Zarek did not do meal prep.
“What are you doing, baby?” I whispered, closing the door.
I checked the small laundry room off the kitchen. The hamper was empty. The washer lid was propped open, the drum gleaming. A stack of folded towels sat on the shelf like they were in a catalog.
The knot in my chest twisted into something sharper.
What in the hell was going on?
There was only one room I couldn’t bring myself to look at.
The nursery.
I walked down the hallway toward our bedroom, my heart thudding harder with each step.
The bedroom door was open.
I stopped in the doorway and gripped the frame, because for a second, I honestly thought my knees might give out.
The bed was made.
Not just pulled up.
Made.
The sheets were crisp. The comforter was smoothed perfectly, no wrinkles, corners aligned.
The pillows were fluffed and arranged, decorative shams in front.
The edges of the blanket were tucked with military precision.
It looked exactly the way I used to make it on Saturdays after I washed the linens.
I’d joke that I was resetting our week. He’d joke that I was training for my side gig as a hotel maid.
He never made it like this.
Ever.
The carpet in here had vacuum lines, too. Straight, even. No socks on the floor. No T-shirt tossed on the chair. The nightstand on his side was empty except for his phone charger, coiled neatly.
It didn’t look like a man lived here. It looked like a man was trying very hard not to.

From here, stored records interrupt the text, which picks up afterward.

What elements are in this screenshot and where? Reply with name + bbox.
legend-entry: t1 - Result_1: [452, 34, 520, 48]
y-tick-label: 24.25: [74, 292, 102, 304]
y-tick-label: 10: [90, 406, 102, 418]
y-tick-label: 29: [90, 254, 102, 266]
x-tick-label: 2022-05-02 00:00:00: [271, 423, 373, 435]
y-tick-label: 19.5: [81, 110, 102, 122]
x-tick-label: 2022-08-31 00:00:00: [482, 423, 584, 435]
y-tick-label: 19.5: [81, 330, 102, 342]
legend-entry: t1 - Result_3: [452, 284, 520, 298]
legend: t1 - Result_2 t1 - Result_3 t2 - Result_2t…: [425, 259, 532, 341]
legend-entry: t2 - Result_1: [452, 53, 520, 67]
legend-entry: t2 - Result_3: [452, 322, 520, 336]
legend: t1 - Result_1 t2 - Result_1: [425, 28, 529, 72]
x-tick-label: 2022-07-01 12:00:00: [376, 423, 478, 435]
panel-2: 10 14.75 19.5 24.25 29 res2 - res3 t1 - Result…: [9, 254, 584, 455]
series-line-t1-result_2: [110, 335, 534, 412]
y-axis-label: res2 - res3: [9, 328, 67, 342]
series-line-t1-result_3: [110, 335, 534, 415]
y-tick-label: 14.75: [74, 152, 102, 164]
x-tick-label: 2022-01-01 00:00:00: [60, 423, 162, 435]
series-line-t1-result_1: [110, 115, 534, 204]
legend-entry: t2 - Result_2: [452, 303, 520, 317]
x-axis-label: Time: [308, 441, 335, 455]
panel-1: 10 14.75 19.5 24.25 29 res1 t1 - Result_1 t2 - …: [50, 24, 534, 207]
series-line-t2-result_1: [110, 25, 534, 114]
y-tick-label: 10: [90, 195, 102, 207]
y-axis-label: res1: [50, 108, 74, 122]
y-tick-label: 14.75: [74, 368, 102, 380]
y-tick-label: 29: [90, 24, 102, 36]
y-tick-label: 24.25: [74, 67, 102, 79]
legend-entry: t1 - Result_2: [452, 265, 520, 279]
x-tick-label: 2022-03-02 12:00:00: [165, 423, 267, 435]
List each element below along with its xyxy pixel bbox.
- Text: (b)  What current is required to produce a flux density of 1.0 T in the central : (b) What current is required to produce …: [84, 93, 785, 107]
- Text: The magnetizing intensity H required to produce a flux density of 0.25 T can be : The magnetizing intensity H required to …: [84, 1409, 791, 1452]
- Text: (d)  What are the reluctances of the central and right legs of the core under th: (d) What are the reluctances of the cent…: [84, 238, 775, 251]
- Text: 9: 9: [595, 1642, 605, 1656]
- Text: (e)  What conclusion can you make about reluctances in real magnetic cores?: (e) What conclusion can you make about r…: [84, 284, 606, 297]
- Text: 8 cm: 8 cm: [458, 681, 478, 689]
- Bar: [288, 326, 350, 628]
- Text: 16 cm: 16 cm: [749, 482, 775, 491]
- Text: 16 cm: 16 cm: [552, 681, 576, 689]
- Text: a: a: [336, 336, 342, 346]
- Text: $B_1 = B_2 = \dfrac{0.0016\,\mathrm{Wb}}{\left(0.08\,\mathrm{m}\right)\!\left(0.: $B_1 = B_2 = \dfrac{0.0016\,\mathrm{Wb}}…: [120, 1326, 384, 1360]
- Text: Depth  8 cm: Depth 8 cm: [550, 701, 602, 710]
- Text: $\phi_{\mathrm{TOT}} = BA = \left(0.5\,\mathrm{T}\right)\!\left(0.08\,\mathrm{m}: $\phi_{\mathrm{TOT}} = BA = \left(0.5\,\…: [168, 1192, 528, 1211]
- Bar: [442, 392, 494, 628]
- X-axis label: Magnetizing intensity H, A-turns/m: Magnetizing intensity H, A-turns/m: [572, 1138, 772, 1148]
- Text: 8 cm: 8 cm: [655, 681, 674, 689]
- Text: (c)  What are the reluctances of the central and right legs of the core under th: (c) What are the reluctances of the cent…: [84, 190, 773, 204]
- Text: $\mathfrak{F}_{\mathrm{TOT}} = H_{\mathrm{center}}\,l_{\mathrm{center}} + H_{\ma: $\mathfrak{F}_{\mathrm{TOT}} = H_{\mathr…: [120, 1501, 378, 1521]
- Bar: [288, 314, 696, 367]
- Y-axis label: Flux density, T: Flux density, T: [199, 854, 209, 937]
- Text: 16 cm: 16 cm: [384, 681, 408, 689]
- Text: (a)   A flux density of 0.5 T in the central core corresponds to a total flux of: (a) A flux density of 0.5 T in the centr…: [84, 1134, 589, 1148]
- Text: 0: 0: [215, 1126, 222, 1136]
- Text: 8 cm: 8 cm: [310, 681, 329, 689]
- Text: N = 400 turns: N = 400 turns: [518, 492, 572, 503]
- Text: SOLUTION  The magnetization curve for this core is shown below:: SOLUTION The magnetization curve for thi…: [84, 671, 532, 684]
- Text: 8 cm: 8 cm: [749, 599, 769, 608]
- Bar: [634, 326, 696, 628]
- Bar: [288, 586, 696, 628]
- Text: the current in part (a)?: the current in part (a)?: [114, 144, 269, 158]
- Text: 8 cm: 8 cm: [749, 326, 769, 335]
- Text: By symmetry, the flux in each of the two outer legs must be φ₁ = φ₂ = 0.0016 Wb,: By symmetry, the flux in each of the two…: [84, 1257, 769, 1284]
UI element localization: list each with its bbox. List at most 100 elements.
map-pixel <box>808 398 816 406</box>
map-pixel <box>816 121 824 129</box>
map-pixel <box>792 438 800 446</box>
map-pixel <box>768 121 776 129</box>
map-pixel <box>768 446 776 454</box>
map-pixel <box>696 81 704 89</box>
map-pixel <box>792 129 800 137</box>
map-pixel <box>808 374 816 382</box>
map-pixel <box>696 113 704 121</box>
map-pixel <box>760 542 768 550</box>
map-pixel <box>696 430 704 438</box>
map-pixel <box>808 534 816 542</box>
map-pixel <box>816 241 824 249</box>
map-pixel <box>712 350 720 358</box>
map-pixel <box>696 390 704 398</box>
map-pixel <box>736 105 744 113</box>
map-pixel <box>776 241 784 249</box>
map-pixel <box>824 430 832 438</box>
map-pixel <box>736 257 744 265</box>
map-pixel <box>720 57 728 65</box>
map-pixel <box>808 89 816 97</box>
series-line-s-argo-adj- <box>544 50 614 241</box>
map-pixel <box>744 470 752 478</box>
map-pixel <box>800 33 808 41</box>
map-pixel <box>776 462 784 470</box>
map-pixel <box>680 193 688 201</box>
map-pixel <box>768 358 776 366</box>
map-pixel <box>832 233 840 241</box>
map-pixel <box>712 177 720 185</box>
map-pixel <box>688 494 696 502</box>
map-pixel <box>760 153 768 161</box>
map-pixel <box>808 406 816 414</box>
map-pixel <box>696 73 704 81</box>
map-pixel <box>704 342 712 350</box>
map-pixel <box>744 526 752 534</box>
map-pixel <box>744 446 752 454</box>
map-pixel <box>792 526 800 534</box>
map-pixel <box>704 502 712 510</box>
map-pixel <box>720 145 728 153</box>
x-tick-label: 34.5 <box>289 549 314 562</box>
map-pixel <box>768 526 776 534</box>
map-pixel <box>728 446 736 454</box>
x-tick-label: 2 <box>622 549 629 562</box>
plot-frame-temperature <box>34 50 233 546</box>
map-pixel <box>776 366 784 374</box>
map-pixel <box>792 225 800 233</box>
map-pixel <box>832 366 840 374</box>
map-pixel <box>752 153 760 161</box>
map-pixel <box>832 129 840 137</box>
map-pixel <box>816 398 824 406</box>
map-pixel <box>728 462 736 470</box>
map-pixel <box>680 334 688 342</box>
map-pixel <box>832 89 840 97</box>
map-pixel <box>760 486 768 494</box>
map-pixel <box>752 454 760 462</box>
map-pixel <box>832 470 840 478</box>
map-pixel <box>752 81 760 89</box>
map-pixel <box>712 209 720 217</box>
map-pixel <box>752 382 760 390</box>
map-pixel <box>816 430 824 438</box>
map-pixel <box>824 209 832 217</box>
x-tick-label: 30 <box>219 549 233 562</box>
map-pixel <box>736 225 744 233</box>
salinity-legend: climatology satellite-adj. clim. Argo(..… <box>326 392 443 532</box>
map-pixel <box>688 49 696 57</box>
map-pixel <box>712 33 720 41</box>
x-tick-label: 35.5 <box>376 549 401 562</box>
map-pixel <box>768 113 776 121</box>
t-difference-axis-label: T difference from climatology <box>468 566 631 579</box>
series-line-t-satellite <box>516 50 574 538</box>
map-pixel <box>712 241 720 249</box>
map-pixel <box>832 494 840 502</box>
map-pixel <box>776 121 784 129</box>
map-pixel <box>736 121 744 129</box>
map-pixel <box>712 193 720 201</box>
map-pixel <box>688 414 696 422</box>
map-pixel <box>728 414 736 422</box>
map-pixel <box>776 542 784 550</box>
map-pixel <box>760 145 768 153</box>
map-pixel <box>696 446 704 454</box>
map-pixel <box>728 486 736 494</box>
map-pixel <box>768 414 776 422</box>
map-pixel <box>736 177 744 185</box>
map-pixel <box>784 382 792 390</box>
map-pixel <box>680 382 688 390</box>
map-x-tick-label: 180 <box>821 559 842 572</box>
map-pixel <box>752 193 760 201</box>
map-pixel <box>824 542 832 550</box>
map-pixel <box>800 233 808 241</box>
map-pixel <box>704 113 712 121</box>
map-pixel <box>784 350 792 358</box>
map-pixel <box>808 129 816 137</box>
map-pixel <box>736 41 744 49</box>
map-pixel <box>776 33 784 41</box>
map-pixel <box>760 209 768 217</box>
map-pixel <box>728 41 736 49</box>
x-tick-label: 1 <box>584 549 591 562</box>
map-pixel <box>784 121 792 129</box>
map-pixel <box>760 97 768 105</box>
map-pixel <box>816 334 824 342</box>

Fear slid icy fingers down my spine.
“Zarek?” I called, even though I knew he wasn’t home. My voice sounded small in the too-tidy space.
No answer of course.
I sat on the edge of the bed very carefully, like I might mess up the lines, and pressed my hands together in my lap.
This wasn’t just fanatical cleaning. I realized this was Zarek’s way of maintaining control over the part of his life that was still under his power.
Was this how he kept from drowning?
A memory flashed—him sitting in that hard plastic chair at the hospital, shoulders hunched, eyes red, hands clasped so tight his knuckles had gone white. The doctor’s voice had been kind and clinical, an awful combination.
Sometimes these things just happen. It’s no one’s fault.
He’d stared at the floor like he could burn a hole through it while I’d cried until I couldn’t see straight.
Now, here, there were no tears. Just a house cleaned to perfection. Sterile and lifeless.
The front door opened.
I jerked to my feet so fast the room tilted. My heart slammed against my ribs, and my palms went damp.
“Chloe?”
Zerek. He’d seen my car.
I stepped into the hallway.
He stood just inside the front door, one hand braced on the wall like he needed it to stay upright.
For a second, all I saw was him.
Tall, broad shoulders filling the space. Dark hair a little too long, curling at the nape of his neck. A day or two of scruff on his jaw. The worn Jasper Creek Fire Department T-shirt clinging to his chest.
Then the details hit.
The butterfly bandage over his right eyebrow, holding together an angry cut. The faint purpling around his eye that promised a spectacular bruise by morning. The way his left arm hovered close to his side, hand pressed over his ribs like he was trying to hold himself in one piece.
My stomach dropped.
“What in the hell happened?” I gasped, moving toward him before I could think better of it. “Were you attacked?”